Cette autoroute contribuera certainement à rapprocher les distances entre Sidi Bouzid et les autres régions tunisiennes. Mais il y a aussi des dossiers urgents à régulariser en attendant que cette autoroute soit au point, ce qui demandera certainement du temps. Il est nécessaire donc d’accorder une importance maximale à tous les dossiers en suspens et qui nécessitent une intervention urgente et rapide. Le secteur agricole est à développer par des moyens modernes. Le problème du transport des ouvrières agricoles n’est pas encore résolu malgré certains efforts en la matière. Cependant le gouvernorat de Sidi Bouzid reste le premier sur la liste en termes d’accidents liés au transport des ouvrières agricoles, selon certaines études du forum tunisien pour les droits économiques et sociaux (FTDES) au cours de la période allant de 2015 au 1er août 2021, avec 31% du total des accidents, suivi de Kairouan avec 24%, faisant 50 morts et plus de 700 blessés. Le Forum a recensé 54 accidents dont 19 au cours des trois dernières années, soit après la promulgation de loi n° 2019-51 du 11 juin 2019, portant création d’une catégorie de transport des travailleurs agricoles.
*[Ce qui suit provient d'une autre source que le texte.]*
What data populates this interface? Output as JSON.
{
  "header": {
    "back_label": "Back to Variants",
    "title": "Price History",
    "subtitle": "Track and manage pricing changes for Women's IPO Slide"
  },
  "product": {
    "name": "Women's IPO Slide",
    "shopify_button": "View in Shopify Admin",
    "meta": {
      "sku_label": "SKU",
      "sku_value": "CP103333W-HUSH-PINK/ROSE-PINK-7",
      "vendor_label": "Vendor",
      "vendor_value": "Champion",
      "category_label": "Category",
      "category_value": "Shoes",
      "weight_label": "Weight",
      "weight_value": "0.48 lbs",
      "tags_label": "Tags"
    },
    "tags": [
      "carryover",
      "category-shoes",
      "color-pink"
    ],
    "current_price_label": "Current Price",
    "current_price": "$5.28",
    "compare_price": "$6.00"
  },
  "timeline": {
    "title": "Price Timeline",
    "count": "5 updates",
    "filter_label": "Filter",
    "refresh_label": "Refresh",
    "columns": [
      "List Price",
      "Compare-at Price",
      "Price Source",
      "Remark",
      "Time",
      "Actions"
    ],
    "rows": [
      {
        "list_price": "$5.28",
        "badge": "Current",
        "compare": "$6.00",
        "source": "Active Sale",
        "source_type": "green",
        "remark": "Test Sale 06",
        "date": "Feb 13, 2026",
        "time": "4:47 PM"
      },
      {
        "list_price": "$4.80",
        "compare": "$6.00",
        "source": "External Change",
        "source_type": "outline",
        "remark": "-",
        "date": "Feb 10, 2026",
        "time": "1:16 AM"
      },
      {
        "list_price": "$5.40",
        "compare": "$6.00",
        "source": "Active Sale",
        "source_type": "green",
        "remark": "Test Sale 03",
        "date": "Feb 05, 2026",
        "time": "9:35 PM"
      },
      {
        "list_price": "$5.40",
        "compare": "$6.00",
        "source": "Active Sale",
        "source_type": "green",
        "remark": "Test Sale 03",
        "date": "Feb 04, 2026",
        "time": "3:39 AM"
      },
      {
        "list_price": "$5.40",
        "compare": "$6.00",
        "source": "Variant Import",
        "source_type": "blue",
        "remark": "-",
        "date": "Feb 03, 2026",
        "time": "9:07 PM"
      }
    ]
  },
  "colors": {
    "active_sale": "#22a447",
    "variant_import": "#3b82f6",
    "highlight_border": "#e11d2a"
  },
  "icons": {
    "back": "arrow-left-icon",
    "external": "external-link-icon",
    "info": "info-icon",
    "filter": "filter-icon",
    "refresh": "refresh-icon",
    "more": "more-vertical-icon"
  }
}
Manue de vache et spéculation illégale
Par ailleurs le problème de pénurie du lait est flagrant et certains commerçants commencent à procéder par la vente conditionnée : du lait oui, si on achète également, quelques pots de yaourt. D’où la boutade du Président : « il y a des vaches qui font du lait et d’autres du yaourt ». Il avait affirmé, alors qu’il était en visite dans une usine de production de lait que « cette marchandise était disponible, que la pénurie résultait de la spéculation et que la seule façon de lutter contre ce phénomène n’était autre que de produire plus ».
Le Président parle également de ceux « qui cherchent à provoquer des crises afin de porter atteinte au peuple tunisien, ceux que le peuple a rejetés et dont il veut se débarrasser. Ceux qui ont commis des crimes contre le peuple ». Ceux-là, bien qu’on ne sache pas avec précision, qui ils sont, on peut deviner que ce sont les détracteurs de Kais Saied. Parmi ceux-là il y qui ne sont pas forcément contre sa personne, ni contre le processus du 25 juillet, mais précisément contre sa démarche.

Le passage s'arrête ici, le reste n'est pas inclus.